Define education.  Education is the ability to progress as an individual.  It is the greatest equalizer.  Furthermore, it exists in such a manner that it can divide as well as equalize.  This picture of the dividing and equalizing nature of education can be vividly seen in the history of African Americans.

In an interview with Jennie Hopkins Wilson by KET  (, Wilson, born to slave parents discusses how minimal of an education she was able to receive.  Her “formal” education lasted only six years.  This limited education was all she needed to serve the tasks of cooking and agricultural labor from which she supported herself alongside her family.  In this way, education kept her in the slave like, subservient role historically served by her slave parents.  If all she learned was vocational tasks, it was all she would be able to do.

Although eventually granted education, blacks were still denied true equality as society progressed.  Separate but equal was not equal.  Students in black schools knew resources were better in white schools, and as such when integration became required by law in 1954, many decided to take advantage of them.  Among these was Alice Wilson, (also interviewed by KET, see above link), who joined friends in Western Kentucky in choosing to integrate.  In the documentary, opposition by whites was displayed largely, but I would be curious to know if there was such opposition on both sides. (A quick internet search did not lead me in a direction supporting or contradicting this idea, but I would like to look further).

Even when integration was legalized, strong opposition disabled black students from reaching their full potential within these systems. Teachers ignored black students, stealing their opportunity within the classroom.

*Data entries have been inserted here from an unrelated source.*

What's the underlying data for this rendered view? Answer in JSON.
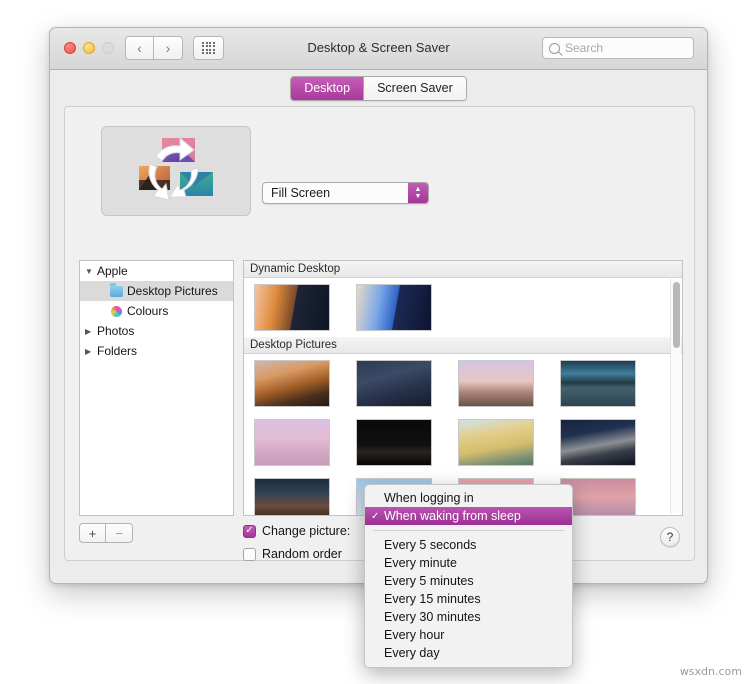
{
  "window": {
    "title": "Desktop & Screen Saver",
    "traffic_lights": [
      "close",
      "minimize",
      "zoom"
    ],
    "nav": {
      "back": "‹",
      "forward": "›"
    },
    "grid_button": "show-all-grid-icon"
  },
  "search": {
    "placeholder": "Search",
    "value": ""
  },
  "tabs": [
    {
      "label": "Desktop",
      "active": true
    },
    {
      "label": "Screen Saver",
      "active": false
    }
  ],
  "preview": {
    "icon_name": "desktop-pictures-rotate-icon"
  },
  "fill_popup": {
    "value": "Fill Screen",
    "options": [
      "Fill Screen"
    ]
  },
  "sidebar": {
    "items": [
      {
        "label": "Apple",
        "level": 0,
        "disclosure": "▼",
        "icon": "none",
        "selected": false
      },
      {
        "label": "Desktop Pictures",
        "level": 1,
        "disclosure": "",
        "icon": "folder",
        "selected": true
      },
      {
        "label": "Colours",
        "level": 1,
        "disclosure": "",
        "icon": "colour-wheel",
        "selected": false
      },
      {
        "label": "Photos",
        "level": 0,
        "disclosure": "▶",
        "icon": "none",
        "selected": false
      },
      {
        "label": "Folders",
        "level": 0,
        "disclosure": "▶",
        "icon": "none",
        "selected": false
      }
    ],
    "add_button": "+",
    "remove_button": "−"
  },
  "browser": {
    "groups": [
      {
        "header": "Dynamic Desktop",
        "thumbnails": [
          {
            "name": "mojave-dynamic",
            "css": "linear-gradient(100deg,#f3c6a2 0%,#e08a3c 28%,#7a4a2a 52%,#1d2436 53%,#0f1626 100%)"
          },
          {
            "name": "solar-gradients-dynamic",
            "css": "linear-gradient(100deg,#e9d9c8 0%,#7ba8e8 30%,#2f63c4 52%,#1b2a55 53%,#0d1430 100%)"
          }
        ]
      },
      {
        "header": "Desktop Pictures",
        "thumbnails": [
          {
            "name": "mojave-day",
            "css": "linear-gradient(165deg,#cbb7b0 0%,#d99a63 30%,#a35f27 55%,#4a2f1c 78%,#2a1a12 100%)"
          },
          {
            "name": "mojave-night",
            "css": "linear-gradient(165deg,#2d3a52 0%,#3b4a66 35%,#27324a 65%,#151c2c 100%)"
          },
          {
            "name": "solar-cave",
            "css": "linear-gradient(180deg,#d3c4e4 0%,#e8c6c0 45%,#a98478 70%,#6a5248 100%)"
          },
          {
            "name": "death-valley-night",
            "css": "linear-gradient(180deg,#1e3b52 0%,#3f7f9a 28%,#233a46 48%,#44626e 60%,#2b4450 100%)"
          },
          {
            "name": "salt-flat-pink",
            "css": "linear-gradient(180deg,#d9c2e2 0%,#e4bcd4 40%,#d2a8c4 70%,#c79cba 100%)"
          },
          {
            "name": "desert-rocks-night",
            "css": "linear-gradient(180deg,#090909 0%,#101010 55%,#2a2420 70%,#060606 100%)"
          },
          {
            "name": "sand-dunes-day",
            "css": "linear-gradient(170deg,#cfe2ec 0%,#e3cf8e 30%,#d4bd6c 60%,#7b8f74 85%,#5c7a68 100%)"
          },
          {
            "name": "dune-ridge-night",
            "css": "linear-gradient(170deg,#16233c 0%,#203150 30%,#8d8f93 55%,#3a3f4a 72%,#0c1220 100%)"
          },
          {
            "name": "desert-mesa-dusk",
            "css": "linear-gradient(180deg,#1b2b3c 0%,#2f4256 30%,#6a4c3c 60%,#1c1410 100%)"
          },
          {
            "name": "blue-sky-clouds",
            "css": "linear-gradient(180deg,#9ec6e8 0%,#c8dcef 50%,#e4eef7 100%)"
          },
          {
            "name": "pink-sunset-clouds",
            "css": "linear-gradient(180deg,#e8a0a8 0%,#f0b9b4 45%,#cfa8b4 100%)"
          },
          {
            "name": "purple-sunset-clouds",
            "css": "linear-gradient(180deg,#c88ea0 0%,#e0a2a8 40%,#a184a8 100%)"
          }
        ]
      }
    ],
    "scrollbar": "vertical-scrollbar"
  },
  "checkboxes": [
    {
      "label": "Change picture:",
      "checked": true
    },
    {
      "label": "Random order",
      "checked": false
    }
  ],
  "help_button": {
    "label": "?"
  },
  "dropdown": {
    "items": [
      {
        "label": "When logging in",
        "checked": false,
        "highlighted": false
      },
      {
        "label": "When waking from sleep",
        "checked": true,
        "highlighted": true
      },
      {
        "separator": true
      },
      {
        "label": "Every 5 seconds",
        "checked": false,
        "highlighted": false
      },
      {
        "label": "Every minute",
        "checked": false,
        "highlighted": false
      },
      {
        "label": "Every 5 minutes",
        "checked": false,
        "highlighted": false
      },
      {
        "label": "Every 15 minutes",
        "checked": false,
        "highlighted": false
      },
      {
        "label": "Every 30 minutes",
        "checked": false,
        "highlighted": false
      },
      {
        "label": "Every hour",
        "checked": false,
        "highlighted": false
      },
      {
        "label": "Every day",
        "checked": false,
        "highlighted": false
      }
    ],
    "check_glyph": "✓"
  },
  "watermark": "wsxdn.com",
  "colors": {
    "accent": "#a4359a",
    "accent_light": "#c05fb4",
    "window_bg": "#ececec"
  }
}
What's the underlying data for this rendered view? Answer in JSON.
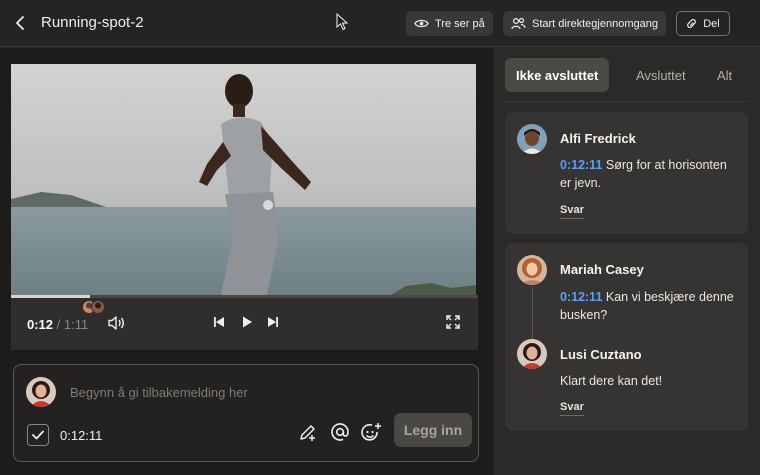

1 response to Progression of Education Amongst African Americans

  1. I really like the way that you focus on education and the way that it has progressed throughout the years. I think that the point that you make about Jennie Wilson only being taught vocational tasks so that these tasks would be all that she would be able to do is a great and very interesting point to make! African Americans have been through much concerning their education and what they have had to go through to get equal opportunities as the white students and I think that you show this progression amazingly.